First, it directs the Chairman of the Joint Chiefs of Staff Gen. Mark Milley and the Joint Requirements Oversight Council to include requirements for energy supportability, energy reduction and used of the energy KPP in recurring strategic guidance. It also notes that the new requirements to enable the Joint Warfighting Concept should include energy supportability considerations whenever possible.

The military services should also look for opportunities to start up pathfinder programs or other new tools and initiatives that reduce operational energy demands or increase supportability, the memo states.

In addition to initiatives aimed at future programs, Hicks’s memo calls on the services to review existing weapons programs, modernization efforts and development programs in the context of energy supportability.

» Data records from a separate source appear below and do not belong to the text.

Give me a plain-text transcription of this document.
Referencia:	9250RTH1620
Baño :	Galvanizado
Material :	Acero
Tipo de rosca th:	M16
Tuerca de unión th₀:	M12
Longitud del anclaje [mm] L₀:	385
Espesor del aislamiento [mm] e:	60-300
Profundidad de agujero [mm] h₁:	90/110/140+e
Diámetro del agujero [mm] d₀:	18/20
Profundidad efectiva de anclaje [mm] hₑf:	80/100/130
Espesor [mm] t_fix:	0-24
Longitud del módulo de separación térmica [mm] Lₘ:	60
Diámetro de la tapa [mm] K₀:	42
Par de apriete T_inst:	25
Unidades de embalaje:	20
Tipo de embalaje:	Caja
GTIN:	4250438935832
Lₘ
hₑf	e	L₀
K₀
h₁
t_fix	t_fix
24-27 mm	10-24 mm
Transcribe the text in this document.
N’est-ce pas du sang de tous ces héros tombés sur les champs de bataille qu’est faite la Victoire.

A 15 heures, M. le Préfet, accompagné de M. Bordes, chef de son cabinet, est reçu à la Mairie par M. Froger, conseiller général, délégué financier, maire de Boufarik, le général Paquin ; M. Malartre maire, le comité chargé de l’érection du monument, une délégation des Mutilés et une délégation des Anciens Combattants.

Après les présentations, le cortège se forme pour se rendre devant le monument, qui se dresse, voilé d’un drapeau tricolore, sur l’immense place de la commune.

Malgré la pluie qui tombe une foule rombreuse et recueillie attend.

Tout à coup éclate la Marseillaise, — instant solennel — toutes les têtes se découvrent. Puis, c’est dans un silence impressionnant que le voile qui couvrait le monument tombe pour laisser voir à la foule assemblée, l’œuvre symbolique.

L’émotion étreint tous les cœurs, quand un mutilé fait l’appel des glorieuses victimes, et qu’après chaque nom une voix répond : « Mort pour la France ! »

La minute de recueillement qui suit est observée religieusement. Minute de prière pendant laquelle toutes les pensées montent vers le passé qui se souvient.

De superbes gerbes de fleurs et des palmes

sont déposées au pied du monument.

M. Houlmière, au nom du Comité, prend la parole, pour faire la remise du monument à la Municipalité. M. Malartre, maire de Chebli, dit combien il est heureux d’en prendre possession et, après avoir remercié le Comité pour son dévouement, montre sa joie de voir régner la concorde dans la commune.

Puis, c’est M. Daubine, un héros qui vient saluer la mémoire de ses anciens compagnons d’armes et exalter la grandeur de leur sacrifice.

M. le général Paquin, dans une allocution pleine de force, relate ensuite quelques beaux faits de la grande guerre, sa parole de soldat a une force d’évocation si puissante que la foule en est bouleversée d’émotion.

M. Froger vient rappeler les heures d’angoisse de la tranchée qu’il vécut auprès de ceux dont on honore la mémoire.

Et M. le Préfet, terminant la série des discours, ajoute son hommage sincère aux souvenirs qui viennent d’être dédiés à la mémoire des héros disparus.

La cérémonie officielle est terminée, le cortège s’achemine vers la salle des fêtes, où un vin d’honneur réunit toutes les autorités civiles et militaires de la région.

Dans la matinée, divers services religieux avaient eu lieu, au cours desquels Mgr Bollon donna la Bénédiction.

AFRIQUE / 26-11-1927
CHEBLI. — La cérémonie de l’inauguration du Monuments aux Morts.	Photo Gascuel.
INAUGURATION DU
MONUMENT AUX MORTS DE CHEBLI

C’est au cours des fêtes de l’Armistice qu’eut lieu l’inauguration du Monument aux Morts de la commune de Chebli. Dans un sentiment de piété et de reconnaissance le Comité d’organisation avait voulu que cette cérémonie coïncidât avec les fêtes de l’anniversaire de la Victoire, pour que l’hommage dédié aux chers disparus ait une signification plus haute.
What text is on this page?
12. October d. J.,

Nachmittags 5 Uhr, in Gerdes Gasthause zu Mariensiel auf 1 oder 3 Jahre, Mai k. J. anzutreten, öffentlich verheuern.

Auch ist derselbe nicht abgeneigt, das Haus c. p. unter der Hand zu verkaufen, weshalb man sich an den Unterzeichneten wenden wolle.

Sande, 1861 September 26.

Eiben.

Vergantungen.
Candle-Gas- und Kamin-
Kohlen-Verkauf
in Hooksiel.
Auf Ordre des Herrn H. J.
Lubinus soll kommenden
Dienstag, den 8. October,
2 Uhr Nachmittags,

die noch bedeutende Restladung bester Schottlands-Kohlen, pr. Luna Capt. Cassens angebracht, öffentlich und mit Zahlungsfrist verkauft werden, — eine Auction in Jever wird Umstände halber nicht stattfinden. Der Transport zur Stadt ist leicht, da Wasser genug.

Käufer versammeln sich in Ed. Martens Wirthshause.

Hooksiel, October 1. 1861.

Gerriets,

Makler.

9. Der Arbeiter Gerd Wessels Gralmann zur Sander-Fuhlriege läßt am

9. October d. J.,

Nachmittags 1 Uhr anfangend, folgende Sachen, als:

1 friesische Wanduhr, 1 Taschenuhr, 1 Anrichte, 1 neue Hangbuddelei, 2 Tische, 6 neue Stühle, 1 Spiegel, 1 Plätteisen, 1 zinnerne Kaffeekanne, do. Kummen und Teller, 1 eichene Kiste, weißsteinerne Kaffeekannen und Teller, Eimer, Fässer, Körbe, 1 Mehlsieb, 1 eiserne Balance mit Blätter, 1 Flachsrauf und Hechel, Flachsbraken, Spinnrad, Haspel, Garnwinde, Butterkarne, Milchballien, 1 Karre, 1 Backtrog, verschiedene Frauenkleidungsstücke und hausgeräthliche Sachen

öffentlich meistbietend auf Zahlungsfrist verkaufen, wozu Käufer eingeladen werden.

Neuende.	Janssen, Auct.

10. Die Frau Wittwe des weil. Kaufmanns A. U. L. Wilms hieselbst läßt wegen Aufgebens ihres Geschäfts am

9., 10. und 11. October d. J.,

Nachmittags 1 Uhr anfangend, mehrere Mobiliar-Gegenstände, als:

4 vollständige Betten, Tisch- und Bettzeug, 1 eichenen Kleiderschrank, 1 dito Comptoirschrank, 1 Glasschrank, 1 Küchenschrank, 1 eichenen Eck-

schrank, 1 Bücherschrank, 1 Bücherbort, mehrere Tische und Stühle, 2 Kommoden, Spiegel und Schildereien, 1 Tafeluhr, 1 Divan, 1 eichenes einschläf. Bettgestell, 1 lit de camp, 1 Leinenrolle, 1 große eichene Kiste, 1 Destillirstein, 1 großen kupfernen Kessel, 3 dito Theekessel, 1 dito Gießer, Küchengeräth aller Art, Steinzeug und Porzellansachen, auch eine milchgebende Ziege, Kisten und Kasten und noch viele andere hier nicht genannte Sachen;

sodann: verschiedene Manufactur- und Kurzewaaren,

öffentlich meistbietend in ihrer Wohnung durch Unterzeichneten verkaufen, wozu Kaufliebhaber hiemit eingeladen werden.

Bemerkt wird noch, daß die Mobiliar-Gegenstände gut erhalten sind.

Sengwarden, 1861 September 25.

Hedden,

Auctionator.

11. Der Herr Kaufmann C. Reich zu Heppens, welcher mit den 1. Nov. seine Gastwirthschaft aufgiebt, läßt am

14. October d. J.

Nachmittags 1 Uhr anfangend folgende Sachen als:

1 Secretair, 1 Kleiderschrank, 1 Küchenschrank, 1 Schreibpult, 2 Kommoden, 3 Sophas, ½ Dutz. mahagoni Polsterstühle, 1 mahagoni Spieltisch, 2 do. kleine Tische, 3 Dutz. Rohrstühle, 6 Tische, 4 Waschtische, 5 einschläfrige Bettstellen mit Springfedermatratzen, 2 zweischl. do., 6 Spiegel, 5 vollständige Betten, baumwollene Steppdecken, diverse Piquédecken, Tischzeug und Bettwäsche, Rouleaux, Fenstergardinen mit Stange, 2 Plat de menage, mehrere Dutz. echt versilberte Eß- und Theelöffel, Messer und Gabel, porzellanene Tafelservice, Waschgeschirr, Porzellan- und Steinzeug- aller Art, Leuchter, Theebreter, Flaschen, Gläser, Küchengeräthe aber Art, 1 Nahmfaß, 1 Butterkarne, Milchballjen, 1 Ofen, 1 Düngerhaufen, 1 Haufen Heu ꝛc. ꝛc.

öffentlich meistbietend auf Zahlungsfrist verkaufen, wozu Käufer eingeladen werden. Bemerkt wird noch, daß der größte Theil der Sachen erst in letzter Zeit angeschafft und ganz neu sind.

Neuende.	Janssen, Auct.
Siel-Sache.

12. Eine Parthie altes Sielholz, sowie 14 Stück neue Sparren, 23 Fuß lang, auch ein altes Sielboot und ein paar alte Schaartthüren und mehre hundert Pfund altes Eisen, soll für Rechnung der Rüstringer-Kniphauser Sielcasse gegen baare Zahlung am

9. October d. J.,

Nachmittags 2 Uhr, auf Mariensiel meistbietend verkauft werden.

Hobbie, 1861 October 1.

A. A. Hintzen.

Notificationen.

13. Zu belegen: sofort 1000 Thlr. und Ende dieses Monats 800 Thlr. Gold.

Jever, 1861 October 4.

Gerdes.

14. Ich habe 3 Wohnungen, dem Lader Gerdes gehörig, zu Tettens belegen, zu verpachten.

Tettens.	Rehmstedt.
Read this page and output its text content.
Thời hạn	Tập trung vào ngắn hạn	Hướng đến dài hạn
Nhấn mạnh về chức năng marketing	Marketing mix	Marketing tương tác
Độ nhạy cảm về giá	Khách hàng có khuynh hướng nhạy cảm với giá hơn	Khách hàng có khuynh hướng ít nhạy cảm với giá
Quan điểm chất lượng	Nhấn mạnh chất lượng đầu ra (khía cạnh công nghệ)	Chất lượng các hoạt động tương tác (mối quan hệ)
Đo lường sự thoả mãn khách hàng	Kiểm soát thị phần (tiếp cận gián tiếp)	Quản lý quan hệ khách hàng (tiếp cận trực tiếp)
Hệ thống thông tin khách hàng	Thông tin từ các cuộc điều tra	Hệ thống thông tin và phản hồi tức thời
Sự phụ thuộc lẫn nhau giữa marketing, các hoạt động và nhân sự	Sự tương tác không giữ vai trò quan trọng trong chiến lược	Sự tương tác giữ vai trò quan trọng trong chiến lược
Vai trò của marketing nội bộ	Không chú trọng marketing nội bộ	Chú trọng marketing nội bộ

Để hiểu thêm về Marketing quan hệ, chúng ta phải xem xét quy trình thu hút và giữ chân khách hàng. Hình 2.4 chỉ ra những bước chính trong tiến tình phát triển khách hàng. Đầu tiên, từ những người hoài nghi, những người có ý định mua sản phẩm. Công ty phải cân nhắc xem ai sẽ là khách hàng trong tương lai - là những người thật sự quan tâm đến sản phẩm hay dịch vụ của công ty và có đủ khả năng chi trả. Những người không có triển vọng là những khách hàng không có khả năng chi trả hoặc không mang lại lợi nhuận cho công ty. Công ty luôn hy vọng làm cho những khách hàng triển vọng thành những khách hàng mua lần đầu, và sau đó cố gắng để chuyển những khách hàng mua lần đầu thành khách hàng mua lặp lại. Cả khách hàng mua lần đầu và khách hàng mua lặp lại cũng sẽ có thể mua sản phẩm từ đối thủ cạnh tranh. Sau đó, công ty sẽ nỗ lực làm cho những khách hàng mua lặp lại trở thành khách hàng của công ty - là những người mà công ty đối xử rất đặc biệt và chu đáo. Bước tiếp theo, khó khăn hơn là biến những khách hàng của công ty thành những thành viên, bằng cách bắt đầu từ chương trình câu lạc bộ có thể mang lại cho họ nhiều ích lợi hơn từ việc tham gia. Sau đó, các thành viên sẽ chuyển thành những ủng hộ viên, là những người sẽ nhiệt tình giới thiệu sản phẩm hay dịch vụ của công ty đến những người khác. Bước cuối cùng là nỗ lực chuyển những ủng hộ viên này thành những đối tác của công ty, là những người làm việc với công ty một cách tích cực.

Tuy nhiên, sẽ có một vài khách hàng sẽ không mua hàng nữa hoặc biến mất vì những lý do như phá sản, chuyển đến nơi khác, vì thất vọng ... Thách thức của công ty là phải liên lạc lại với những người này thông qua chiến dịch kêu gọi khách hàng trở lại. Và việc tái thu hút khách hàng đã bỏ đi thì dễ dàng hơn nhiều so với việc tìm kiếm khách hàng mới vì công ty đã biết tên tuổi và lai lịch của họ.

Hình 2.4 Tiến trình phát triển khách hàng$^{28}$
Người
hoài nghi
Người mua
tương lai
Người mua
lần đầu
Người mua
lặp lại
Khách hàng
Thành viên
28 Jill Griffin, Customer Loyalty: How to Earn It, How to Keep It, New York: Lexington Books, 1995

“The review will provide information on how fuel and power demands, opportunities for demand reduction, and energy supportability risks were assessed during initial system concepts, analysis of alternatives, development and fielding or any modernization efforts,” the memo states.

Bill LaPlante, the department’s top acquisition official, will choose the programs that will be included in the review within 14 days, and the service secretaries will provide an interim assessment of those programs 90 days after.

The memo also tasks LaPlante and Milley with ensuring the process for assessing energy supportability is standard across all capability development processes carried out by the Joint Capabilities Integration and Development System (JCIDS) and across the acquisition process at large.

The memo is the latest in a series of actions the Biden administration is taking to address the Defense Department’s contribution to climate change. Last October, the Pentagon released its climate change strategy, which called for both the US military and defense contractors to reduce emissions and make changes to mitigate vulnerabilities to the changing climate.